A declaração surge em resposta a notícias recentes que sugeriam uma necessidade urgente de capital para o BRB. A instituição esclareceu que qualquer medida para recomposição de capital será avaliada somente após a conclusão das auditorias independentes e das análises conduzidas pelo Banco Central, afastando a ideia de aportes imediatos.
O Ministério da Fazenda também se manifestou, negando que o ministro Fernando Haddad tenha discutido com o governo do Distrito Federal ou com a diretoria do BRB a necessidade de um aporte de capital urgente, sob o risco de intervenção. O esclarecimento veio após reportagens indicarem que o ministro teria pressionado por prazos para um possível socorro financeiro ao banco estatal.
O BRB informou que os valores de eventuais prejuízos ainda estão sob apuração por meio de auditoria independente e pelo Banco Central. Por essa razão, o balanço financeiro referente ao terceiro trimestre ainda não foi divulgado, e não há dados públicos atualizados sobre a situação financeira da instituição. O banco assegura que todas as operações relacionadas ao caso estão sendo objeto de investigação forense, com acompanhamento das autoridades competentes, e que suas operações seguem normais, classificando quaisquer números não oficiais como especulativos.

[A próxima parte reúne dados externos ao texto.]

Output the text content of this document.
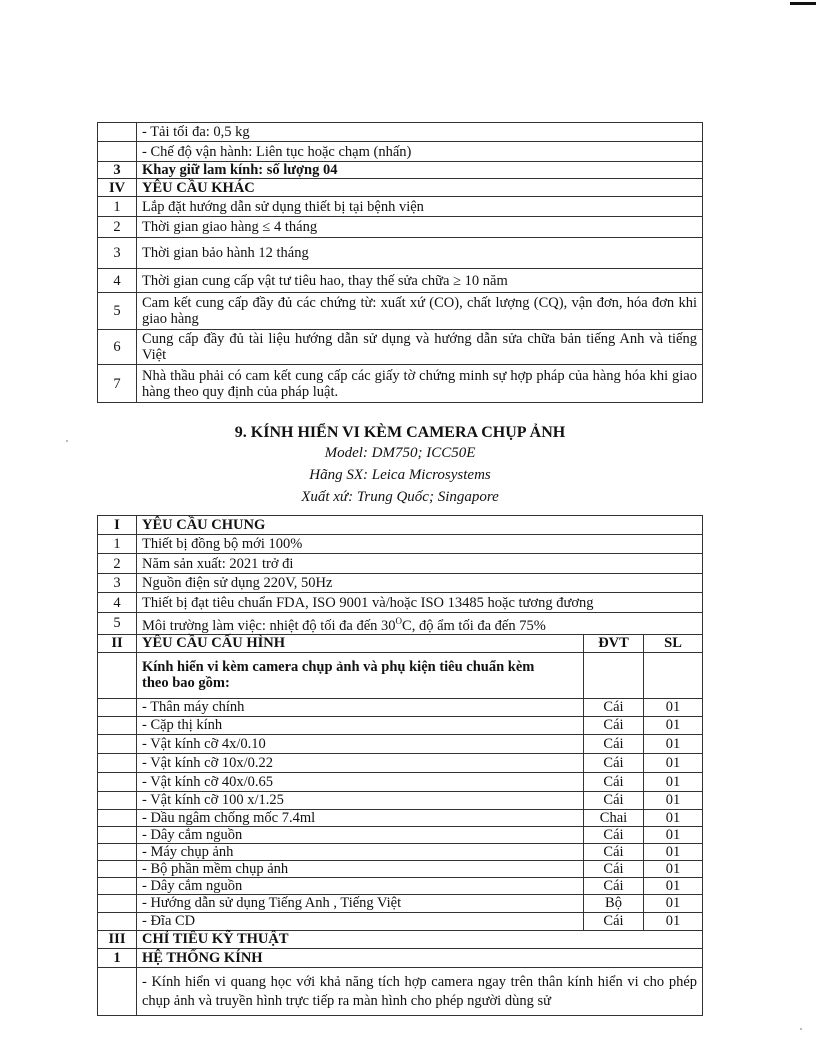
	- Tải tối đa: 0,5 kg
	- Chế độ vận hành: Liên tục hoặc chạm (nhấn)
3	Khay giữ lam kính: số lượng 04
IV	YÊU CẦU KHÁC
1	Lắp đặt hướng dẫn sử dụng thiết bị tại bệnh viện
2	Thời gian giao hàng ≤ 4 tháng
3	Thời gian bảo hành 12 tháng
4	Thời gian cung cấp vật tư tiêu hao, thay thế sửa chữa ≥ 10 năm
5	Cam kết cung cấp đầy đủ các chứng từ: xuất xứ (CO), chất lượng (CQ), vận đơn, hóa đơn khi giao hàng
6	Cung cấp đầy đủ tài liệu hướng dẫn sử dụng và hướng dẫn sửa chữa bản tiếng Anh và tiếng Việt
7	Nhà thầu phải có cam kết cung cấp các giấy tờ chứng minh sự hợp pháp của hàng hóa khi giao hàng theo quy định của pháp luật.
9. KÍNH HIỂN VI KÈM CAMERA CHỤP ẢNH
Model: DM750; ICC50E
Hãng SX: Leica Microsystems
Xuất xứ: Trung Quốc; Singapore
I	YÊU CẦU CHUNG		
1	Thiết bị đồng bộ mới 100%		
2	Năm sản xuất: 2021 trở đi		
3	Nguồn điện sử dụng 220V, 50Hz		
4	Thiết bị đạt tiêu chuẩn FDA, ISO 9001 và/hoặc ISO 13485 hoặc tương đương		
5	Môi trường làm việc: nhiệt độ tối đa đến $30^OC$, độ ẩm tối đa đến 75%		
II	YÊU CẦU CẤU HÌNH	ĐVT	SL
	Kính hiển vi kèm camera chụp ảnh và phụ kiện tiêu chuẩn kèm theo bao gồm:		
	- Thân máy chính	Cái	01
	- Cặp thị kính	Cái	01
	- Vật kính cỡ 4x/0.10	Cái	01
	- Vật kính cỡ 10x/0.22	Cái	01
	- Vật kính cỡ 40x/0.65	Cái	01
	- Vật kính cỡ 100 x/1.25	Cái	01
	- Dầu ngâm chống mốc 7.4ml	Chai	01
	- Dây cắm nguồn	Cái	01
	- Máy chụp ảnh	Cái	01
	- Bộ phần mềm chụp ảnh	Cái	01
	- Dây cắm nguồn	Cái	01
	- Hướng dẫn sử dụng Tiếng Anh , Tiếng Việt	Bộ	01
	- Đĩa CD	Cái	01
III	CHỈ TIÊU KỸ THUẬT		
1	HỆ THỐNG KÍNH		
	- Kính hiển vi quang học với khả năng tích hợp camera ngay trên thân kính hiển vi cho phép chụp ảnh và truyền hình trực tiếp ra màn hình cho phép người dùng sử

A crise do Banco Master, que é alvo de investigações por supostas fraudes em carteiras de crédito, impactou diretamente o BRB. Informações do Banco Central indicam que o banco estatal adquiriu R$ 12,2 bilhões em carteiras que posteriormente foram consideradas fraudulentas e estão em processo de avaliação. Adicionalmente, o BRB teria injetado mais de R$ 5 bilhões no Master através de outras operações, como a compra de cotas de fundos de investimento. A gestão atual do banco está trabalhando para dimensionar o impacto dessas operações realizadas ao longo de 2024 e 2025.
As operações com o Master levaram o BRB a descumprir temporariamente limites prudenciais exigidos pelo Banco Central, ficando desenquadrado por pelo menos dois meses. Como resultado, o BC determinou a limitação de novas aquisições de ativos financeiros e a elaboração de um plano de solução em seis meses. Apesar deste cenário, o BRB reitera que não recebeu qualquer determinação formal do Banco Central para um aporte imediato de capital.